The security checkpoint at an airport can serve as your own personal Ninja Warrior-style gauntlet, with shoe removal maneuvers, body scanners, and mile-long lines. But what about the folks on the other side… the Transportation Security Administration (TSA) officers on duty? If you think you’re in a pissy mood, imagine having to screen approximately two million frequently attitude-y passengers daily and over 700 million every year.
“Passengers tell us we’re “a waste of tax money and a joke,” says a current TSA officer at the Newark Liberty International Airport in New Jersey, who spoke to us anonymously for this story. Well, that’s a fine how-do-you-do! And let’s just call that one of the nicer comments.
Despite what some travelers may think, “We’re trying to get you through as fast as we can,” says the officer, whose job includes screening passengers according to an ever-changing set of procedures. In order to make the screening process less of a headache for you — and for them — listen, be patient, and don’t commit these common gaffes that drive TSA agents crazy.
1. Leaving crap in your pockets
The officer we spoke with could not stress this point enough. While most travelers will remove metal objects like keys and coins, they should remove everything from their pockets. According to the TSA, those high-tech Automated Image Technology scanners detect both metallic and non-metallic items. That means even items like tissues, driver’s licenses, and passports will raise suspicion and result in a pat-down. Also, “the body scanner is not radioactive,” our officer says, adding that many folks hesitate when stepping into the machines, which can cause line back-ups.
2. Fighting over rules they didn’t make up
“I understand that it’s a bottle of water,” our officer says with sympathy, but the maximum limit for liquids is 3.4 ounces and they all must fit in a one quart-size bag. So your water bottle probably fails that test.
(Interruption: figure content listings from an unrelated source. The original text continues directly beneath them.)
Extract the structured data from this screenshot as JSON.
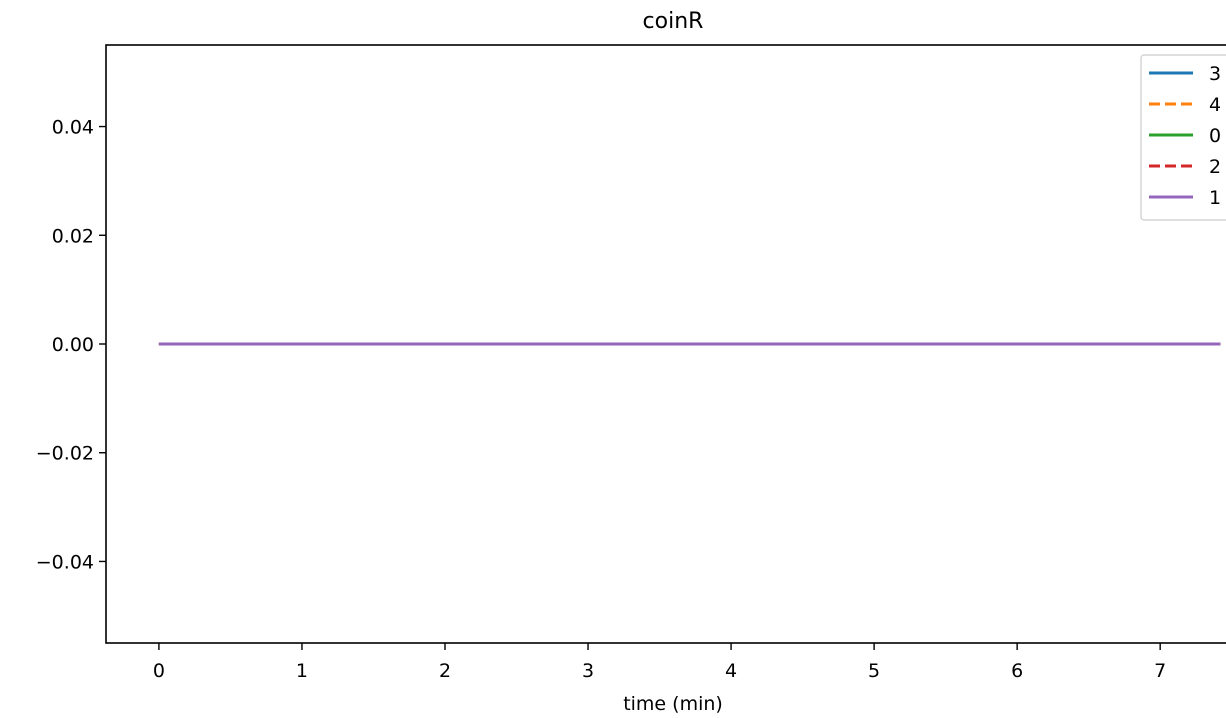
{
  "chart_data": {
    "type": "line",
    "title": "coinR",
    "xlabel": "time (min)",
    "ylabel": "",
    "xlim": [
      -0.37,
      7.6
    ],
    "ylim": [
      -0.055,
      0.055
    ],
    "xticks": [
      0,
      1,
      2,
      3,
      4,
      5,
      6,
      7
    ],
    "xtick_labels": [
      "0",
      "1",
      "2",
      "3",
      "4",
      "5",
      "6",
      "7"
    ],
    "yticks": [
      -0.04,
      -0.02,
      0.0,
      0.02,
      0.04
    ],
    "ytick_labels": [
      "−0.04",
      "−0.02",
      "0.00",
      "0.02",
      "0.04"
    ],
    "grid": false,
    "legend_position": "top-right",
    "series": [
      {
        "name": "3",
        "color": "#1f77b4",
        "dash": "solid",
        "x": [
          0,
          7.42
        ],
        "y": [
          0,
          0
        ]
      },
      {
        "name": "4",
        "color": "#ff7f0e",
        "dash": "dashed",
        "x": [
          0,
          7.42
        ],
        "y": [
          0,
          0
        ]
      },
      {
        "name": "0",
        "color": "#2ca02c",
        "dash": "solid",
        "x": [
          0,
          7.42
        ],
        "y": [
          0,
          0
        ]
      },
      {
        "name": "2",
        "color": "#d62728",
        "dash": "dashed",
        "x": [
          0,
          7.42
        ],
        "y": [
          0,
          0
        ]
      },
      {
        "name": "1",
        "color": "#9467bd",
        "dash": "solid",
        "x": [
          0,
          7.42
        ],
        "y": [
          0,
          0
        ]
      }
    ]
  }
}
You can (and should) bring an empty bottle through the checkpoint to fill up after the screening process though.
3. Forgetting (or refusing) to take off your shoes
In December 2001, failed “shoe bomber” Richard Reid hid wires and explosives in his shoes on a flight from Paris to Miami. Because of that, the TSA began randomly searching passengers’ shoes. In 2006, the agency issued a mandate stating that all shoes be removed when going through security. If you don’t want to show off your socks again, apply for TSA Precheck. If approved, you won’t need to remove your shoes, laptop, liquids, belt, or jacket.
4. Packing something utterly out of bounds
According to the agency, TSA officers collected 1,861 firearms in the first six months of this year, about 20 percent more than were collected in the first six months of 2016. When asked, many passengers say they simply forgot they were carrying a gun. Oops. Other “um, really?!” objects include grenades, swords, and a propane canister.